There should be another folder under NGT, the three-letter language code.

(I thought that is what @ocrasborn gave you? It's the same structure as the original command he used to use...)

Woseseltops commented 7 months ago
susanodd commented 7 months ago

Did you do the Import button?

  • Okay with that filestructure uploading works! Please put this example in the error message and everything should be fine :).

    • I do note that the videos do not show after it marks an import as successful... but perhaps that's related to settings on signbank-dev ?

@Woseseltops did it show anything? I looked at the Media Manager page again, because it keeps the zip files there. I checked two of the glosses. Gloss 24.B has a video now. But Gloss 32 did not import because that's a Lemma translation, not a Gloss annotation. (It needs the annotation text, not the lemma to identify the gloss.)

I checked some of the videos, whether they exist:

imported-videos-NGT-BE

I'll check to see what it's doing. In the Zip upload section, it hasn't yet checked whether the gloss exists. In the "import_videos/NGT" part it has the Status and shows there if it didn't find the gloss. (With a red X.)

I revised the error reporting on the zip file structure. That's on signbank-dev now.

susanodd commented 7 months ago

It could be that the video has not completed yet on the file system?

I'll modify the Search form on Gloss List so if you search on Has Video, it checks that the file exists also. (It should do that anyway.)

susanodd commented 7 months ago

@Woseseltops I modified the Search so that when you search on "Has Video" it checks that the gloss also has a video file.
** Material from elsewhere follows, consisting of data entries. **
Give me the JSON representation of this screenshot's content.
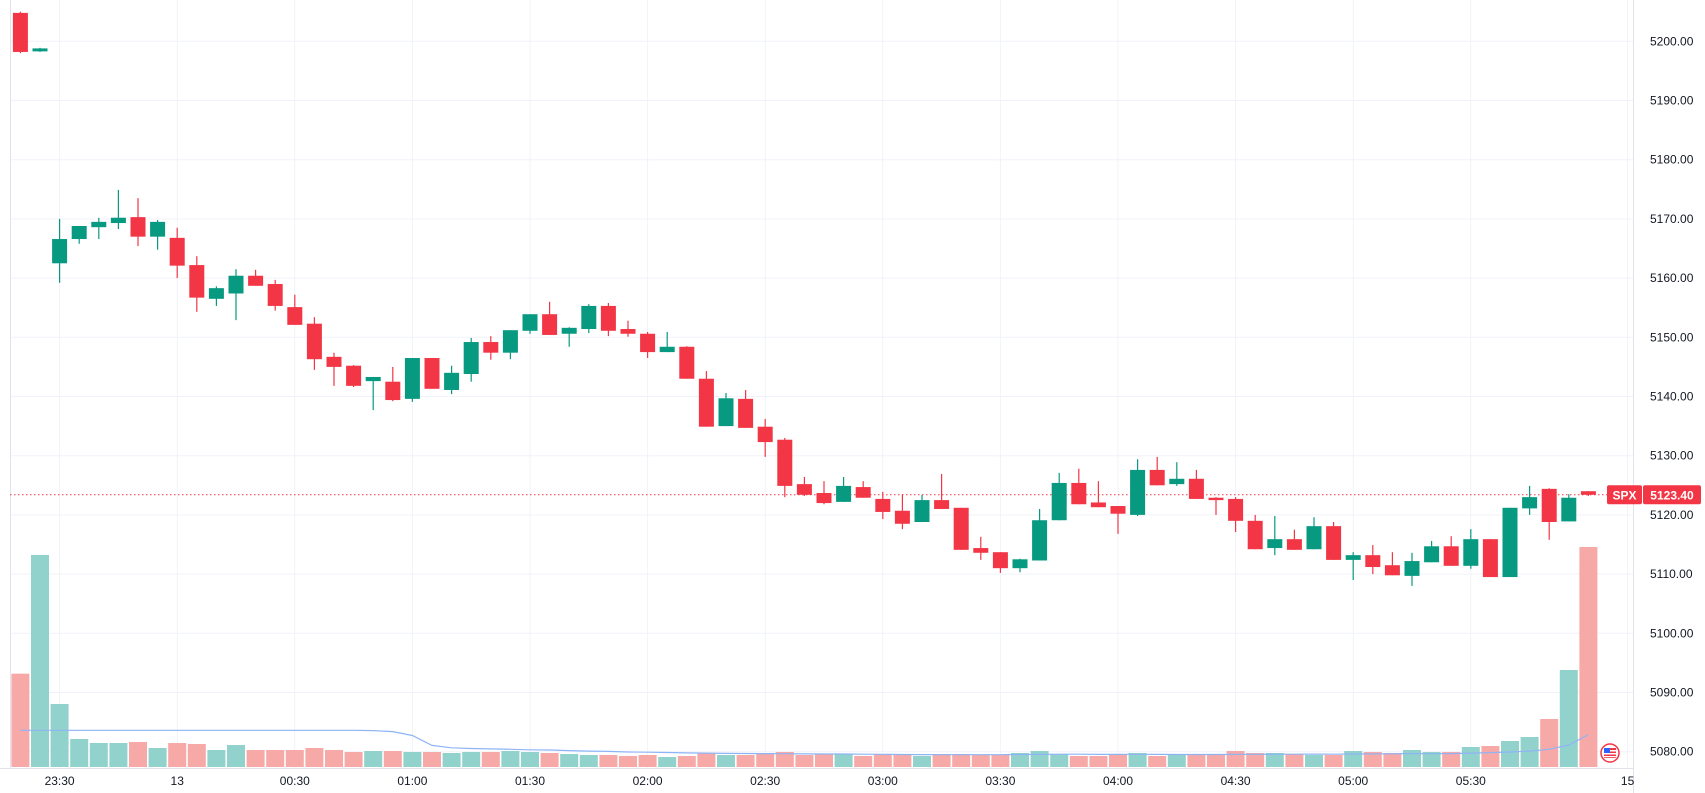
{
  "chart_data": {
    "type": "candlestick",
    "symbol_label": "SPX",
    "last_price_label": "5123.40",
    "last_price": 5123.4,
    "colors": {
      "up": "#089981",
      "down": "#f23645",
      "volume_up": "#92d2cc",
      "volume_down": "#f7a9a7",
      "volume_ma": "#8fb4f5",
      "grid": "#f0f3fa"
    },
    "y_axis": {
      "range": [
        5075,
        5207
      ],
      "ticks": [
        "5200.00",
        "5190.00",
        "5180.00",
        "5170.00",
        "5160.00",
        "5150.00",
        "5140.00",
        "5130.00",
        "5120.00",
        "5110.00",
        "5100.00",
        "5090.00",
        "5080.00"
      ],
      "position": "right"
    },
    "x_axis": {
      "ticks": [
        {
          "label": "23:30",
          "time": "23:30"
        },
        {
          "label": "13",
          "time": "00:00"
        },
        {
          "label": "00:30",
          "time": "00:30"
        },
        {
          "label": "01:00",
          "time": "01:00"
        },
        {
          "label": "01:30",
          "time": "01:30"
        },
        {
          "label": "02:00",
          "time": "02:00"
        },
        {
          "label": "02:30",
          "time": "02:30"
        },
        {
          "label": "03:00",
          "time": "03:00"
        },
        {
          "label": "03:30",
          "time": "03:30"
        },
        {
          "label": "04:00",
          "time": "04:00"
        },
        {
          "label": "04:30",
          "time": "04:30"
        },
        {
          "label": "05:00",
          "time": "05:00"
        },
        {
          "label": "05:30",
          "time": "05:30"
        },
        {
          "label": "15",
          "time": "06:10"
        }
      ]
    },
    "grid": true,
    "interval": "5m",
    "start_time": "23:20",
    "candles": [
      [
        5204.8,
        5205.0,
        5198.0,
        5198.2
      ],
      [
        5198.3,
        5198.9,
        5198.2,
        5198.8
      ],
      [
        5162.5,
        5170.0,
        5159.2,
        5166.6
      ],
      [
        5166.6,
        5168.8,
        5165.8,
        5168.8
      ],
      [
        5168.6,
        5170.2,
        5166.6,
        5169.5
      ],
      [
        5169.3,
        5174.9,
        5168.3,
        5170.2
      ],
      [
        5170.3,
        5173.5,
        5165.4,
        5167.0
      ],
      [
        5167.0,
        5169.8,
        5164.8,
        5169.5
      ],
      [
        5166.8,
        5168.5,
        5160.0,
        5162.1
      ],
      [
        5162.2,
        5163.7,
        5154.3,
        5156.7
      ],
      [
        5156.5,
        5158.6,
        5155.3,
        5158.3
      ],
      [
        5157.4,
        5161.5,
        5152.9,
        5160.4
      ],
      [
        5160.4,
        5161.4,
        5158.7,
        5158.7
      ],
      [
        5159.0,
        5159.7,
        5154.5,
        5155.3
      ],
      [
        5155.1,
        5157.2,
        5152.1,
        5152.1
      ],
      [
        5152.3,
        5153.4,
        5144.5,
        5146.3
      ],
      [
        5146.7,
        5147.4,
        5141.8,
        5145.0
      ],
      [
        5145.2,
        5145.3,
        5141.6,
        5141.8
      ],
      [
        5142.6,
        5143.3,
        5137.7,
        5143.3
      ],
      [
        5142.5,
        5145.0,
        5139.2,
        5139.4
      ],
      [
        5139.6,
        5146.5,
        5139.1,
        5146.5
      ],
      [
        5146.5,
        5146.5,
        5141.3,
        5141.3
      ],
      [
        5141.1,
        5145.2,
        5140.4,
        5144.0
      ],
      [
        5143.8,
        5149.9,
        5142.5,
        5149.2
      ],
      [
        5149.2,
        5150.2,
        5146.2,
        5147.4
      ],
      [
        5147.4,
        5151.2,
        5146.3,
        5151.2
      ],
      [
        5151.1,
        5153.9,
        5150.6,
        5153.9
      ],
      [
        5153.9,
        5156.0,
        5150.4,
        5150.4
      ],
      [
        5150.6,
        5151.7,
        5148.4,
        5151.6
      ],
      [
        5151.4,
        5155.6,
        5150.7,
        5155.3
      ],
      [
        5155.3,
        5155.8,
        5150.2,
        5151.1
      ],
      [
        5151.4,
        5152.8,
        5150.1,
        5150.6
      ],
      [
        5150.6,
        5150.9,
        5146.5,
        5147.5
      ],
      [
        5147.5,
        5150.9,
        5147.5,
        5148.4
      ],
      [
        5148.4,
        5148.5,
        5143.0,
        5143.0
      ],
      [
        5143.0,
        5144.3,
        5134.9,
        5134.9
      ],
      [
        5135.0,
        5140.6,
        5135.0,
        5139.7
      ],
      [
        5139.6,
        5141.1,
        5134.7,
        5134.7
      ],
      [
        5134.9,
        5136.2,
        5129.8,
        5132.3
      ],
      [
        5132.7,
        5133.0,
        5123.0,
        5124.9
      ],
      [
        5125.2,
        5126.4,
        5123.2,
        5123.4
      ],
      [
        5123.7,
        5125.7,
        5121.8,
        5122.0
      ],
      [
        5122.2,
        5126.4,
        5122.2,
        5124.9
      ],
      [
        5124.7,
        5125.7,
        5122.9,
        5122.9
      ],
      [
        5122.7,
        5123.9,
        5119.3,
        5120.5
      ],
      [
        5120.7,
        5123.5,
        5117.6,
        5118.5
      ],
      [
        5118.8,
        5123.4,
        5118.8,
        5122.5
      ],
      [
        5122.5,
        5126.9,
        5121.0,
        5121.0
      ],
      [
        5121.2,
        5121.2,
        5114.1,
        5114.1
      ],
      [
        5114.4,
        5116.3,
        5112.4,
        5113.6
      ],
      [
        5113.7,
        5113.7,
        5110.2,
        5111.0
      ],
      [
        5111.0,
        5112.6,
        5110.3,
        5112.5
      ],
      [
        5112.3,
        5121.0,
        5112.3,
        5119.1
      ],
      [
        5119.1,
        5127.1,
        5119.1,
        5125.4
      ],
      [
        5125.4,
        5127.8,
        5121.8,
        5121.8
      ],
      [
        5122.1,
        5125.7,
        5121.3,
        5121.3
      ],
      [
        5121.5,
        5121.5,
        5116.8,
        5120.2
      ],
      [
        5120.0,
        5129.4,
        5119.8,
        5127.6
      ],
      [
        5127.6,
        5129.8,
        5125.0,
        5125.0
      ],
      [
        5125.2,
        5128.9,
        5124.9,
        5126.1
      ],
      [
        5126.1,
        5127.6,
        5122.7,
        5122.7
      ],
      [
        5122.9,
        5123.0,
        5120.0,
        5122.5
      ],
      [
        5122.7,
        5123.0,
        5117.1,
        5119.0
      ],
      [
        5119.0,
        5120.0,
        5114.2,
        5114.2
      ],
      [
        5114.4,
        5119.8,
        5113.2,
        5115.9
      ],
      [
        5115.9,
        5117.5,
        5114.1,
        5114.1
      ],
      [
        5114.2,
        5119.6,
        5114.2,
        5118.1
      ],
      [
        5118.1,
        5118.8,
        5112.4,
        5112.4
      ],
      [
        5112.4,
        5113.7,
        5109.0,
        5113.2
      ],
      [
        5113.2,
        5114.9,
        5110.0,
        5111.2
      ],
      [
        5111.5,
        5113.7,
        5109.8,
        5109.8
      ],
      [
        5109.7,
        5113.6,
        5108.0,
        5112.2
      ],
      [
        5112.0,
        5115.6,
        5112.0,
        5114.7
      ],
      [
        5114.7,
        5116.4,
        5111.4,
        5111.4
      ],
      [
        5111.4,
        5117.6,
        5110.9,
        5115.9
      ],
      [
        5115.9,
        5115.9,
        5109.5,
        5109.5
      ],
      [
        5109.5,
        5121.2,
        5109.5,
        5121.2
      ],
      [
        5121.1,
        5124.9,
        5120.0,
        5123.0
      ],
      [
        5124.4,
        5124.5,
        5115.8,
        5118.8
      ],
      [
        5118.9,
        5123.5,
        5118.9,
        5122.9
      ],
      [
        5124.0,
        5124.0,
        5123.2,
        5123.4
      ]
    ],
    "candle_fields": [
      "open",
      "high",
      "low",
      "close"
    ],
    "volume_relative": [
      280,
      636,
      189,
      84,
      72,
      72,
      75,
      57,
      72,
      69,
      51,
      66,
      51,
      51,
      51,
      57,
      51,
      45,
      48,
      48,
      45,
      45,
      42,
      45,
      45,
      48,
      45,
      42,
      39,
      36,
      36,
      33,
      36,
      30,
      33,
      42,
      36,
      36,
      39,
      45,
      36,
      39,
      39,
      33,
      39,
      39,
      33,
      39,
      39,
      36,
      36,
      42,
      48,
      39,
      33,
      33,
      36,
      42,
      33,
      36,
      36,
      36,
      48,
      42,
      42,
      39,
      36,
      36,
      48,
      45,
      42,
      51,
      45,
      45,
      60,
      63,
      78,
      90,
      144,
      291,
      660
    ],
    "icons": {
      "country_flag": "us-flag-icon"
    }
  }
}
This helps on signbank-dev since you can find the videos you just imported.

The Search used to only look in GlossVideo, so all the "missing videos not on signbank-dev" ended up showing up in the search. Now it's easier to debug the code since missing video files are not shown as Has Video results.

susanodd commented 7 months ago

The code still finds really old videos (locally, at least) where the video file exists but there was never an entry in GlossVideo. I suspect there are some really old glosses on signbank where this is true. Also, if the citation image is missing, but there is a video, it looks empty in the results. But you can create a citation image from the video.

(Should this kind of information be added somewhere? It's like "quirks" about video files. These are kind of meta-information about the system, not really about searching for glosses.)

susanodd commented 6 months ago

This is on signbank now.

susanodd commented 6 months ago

This is live on all signbanks.

ocrasborn commented 6 months ago

@susanodd , great that this is possible now! I would suggest also adding a button on the Dataset Management page, which to me sounds like a bit more natural a location -- it's related to managing the dataset, after all. Same for the 'Corpus Overview' button, really. @uklomp , what do you think?

susanodd commented 6 months ago

I agree, actually. But we're missing @vanlummelhuizen a bit here with the Dataset Management page. I first tried to add the buttons there, without success. (The buttons need to be caught by the python View code. There are zillions of permissions checks on this page!!!! I was not able to add the buttons in a way to display them to look nice. Probably we need to introduce panels or some other layout here.)

uklomp commented 2 months ago

I guess this is finished?

susanodd commented 2 months ago

I didn't implement the request from @ocrasborn yet about the video tags.

I see that that issue was closed, so this issue can be closed now.